Tutschku composed his musical piece “out of the imagination,” he said, without ever having seen the sculpture in motion. But in honor of the occasion, the kinetic sculpture was turned on as Tutschku’s piece was played in the gallery. Carefully placed spotlights on the floor helped the sculpture project ever-changing patterns of light and shadow onto an expanse of white gallery wall between canvases by Charles Sheeler and Georgia O’Keeffe. (At a couple of points, however, the sculpture, which doesn’t often get to “perform,” required some judicious coaxing from Peter Nisbet, Daimler-Benz Curator of the Busch-Reisinger Museum, to keep it moving smoothly. He worked on it discreetly with some highly specialized tools he pulled out of his pockets, one of which appeared to be a Roosevelt dime.)

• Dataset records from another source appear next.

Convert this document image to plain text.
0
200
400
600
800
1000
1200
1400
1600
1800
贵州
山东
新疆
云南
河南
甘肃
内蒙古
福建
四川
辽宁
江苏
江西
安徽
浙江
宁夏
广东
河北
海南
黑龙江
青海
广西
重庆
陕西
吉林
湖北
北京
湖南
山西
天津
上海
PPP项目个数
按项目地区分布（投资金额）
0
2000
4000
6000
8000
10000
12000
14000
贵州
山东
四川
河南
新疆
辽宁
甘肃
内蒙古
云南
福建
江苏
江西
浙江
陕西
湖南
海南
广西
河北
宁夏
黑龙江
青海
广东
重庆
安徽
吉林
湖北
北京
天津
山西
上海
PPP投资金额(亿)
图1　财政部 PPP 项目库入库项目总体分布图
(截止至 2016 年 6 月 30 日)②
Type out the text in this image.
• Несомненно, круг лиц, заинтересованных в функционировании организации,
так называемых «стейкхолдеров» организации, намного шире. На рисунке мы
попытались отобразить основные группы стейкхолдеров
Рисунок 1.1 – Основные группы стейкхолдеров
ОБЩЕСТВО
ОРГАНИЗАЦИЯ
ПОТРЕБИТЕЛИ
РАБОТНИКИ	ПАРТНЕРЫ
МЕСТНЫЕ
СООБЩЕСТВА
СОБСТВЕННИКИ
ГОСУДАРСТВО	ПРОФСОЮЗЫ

The five presentations after Tutschko’s ran more or less simultaneously. Joseph Koerner, professor of history of art and architecture, held forth on Max Beckmann’s “Self-Portrait in Tuxedo” (1927), just adjacent in the gallery to the Moholy-Nagy piece. Hashim Sarkis, Aga Khan Professor of Landscape Architecture and Urbanism in Muslim Societies, talked about Allan McCollum’s “Collection of Ten Plaster Surrogates” (1982-91). Margaret Livingstone, professor of neurobiology, spoke about some Buddhist reliefs, and Laurel Ulrich, 300th Anniversary University Professor, talked about a Native American bow in the University collection.

And all the way up on the fourth floor, Kathleen McCartney, dean of the Faculty of Education and the Gerald S. Lesser Professor in Early Childhood Development at the Harvard Graduate School of Education, spoke about “Madonna and Child” (c. 1901), an early Blue Period canvas by Pablo Picasso. It’s understood to be a portrait of one of the prostitutes with venereal disease whom Picasso saw in the Saint-Lazare prison-hospital in Paris. But as McCartney noted, “If you look at it, it’s very Madonna-like, isn’t it?” The veiled woman holds her child, who looks knowingly out at the viewer. The contrast between the sacred and profane, the Madonna and the prostitute, is key to the painting, she suggested. Another contrast: “The feet are grotesque but the face is beautiful.”

A third contrast, “the one that interests me the most as a developmental psychologist,” McCartney said, “is the comparison between the mother’s face and the child’s. The mother is serene … but the principal gaze is that of the child — he’s skeptical, as if he were asking, ‘What are you doing here?’”

The Fogg is closed for a major renovation designed by international superstar architect Renzo Piano, due to be completed in 2013. It will unite all three of Harvard’s art museums — the Fogg, the Busch-Reisinger, and the Sackler — in one facility.

But meanwhile, a selection of works from the University’s collections is on long-term view at the Sackler as an exhibition called “Re-View.”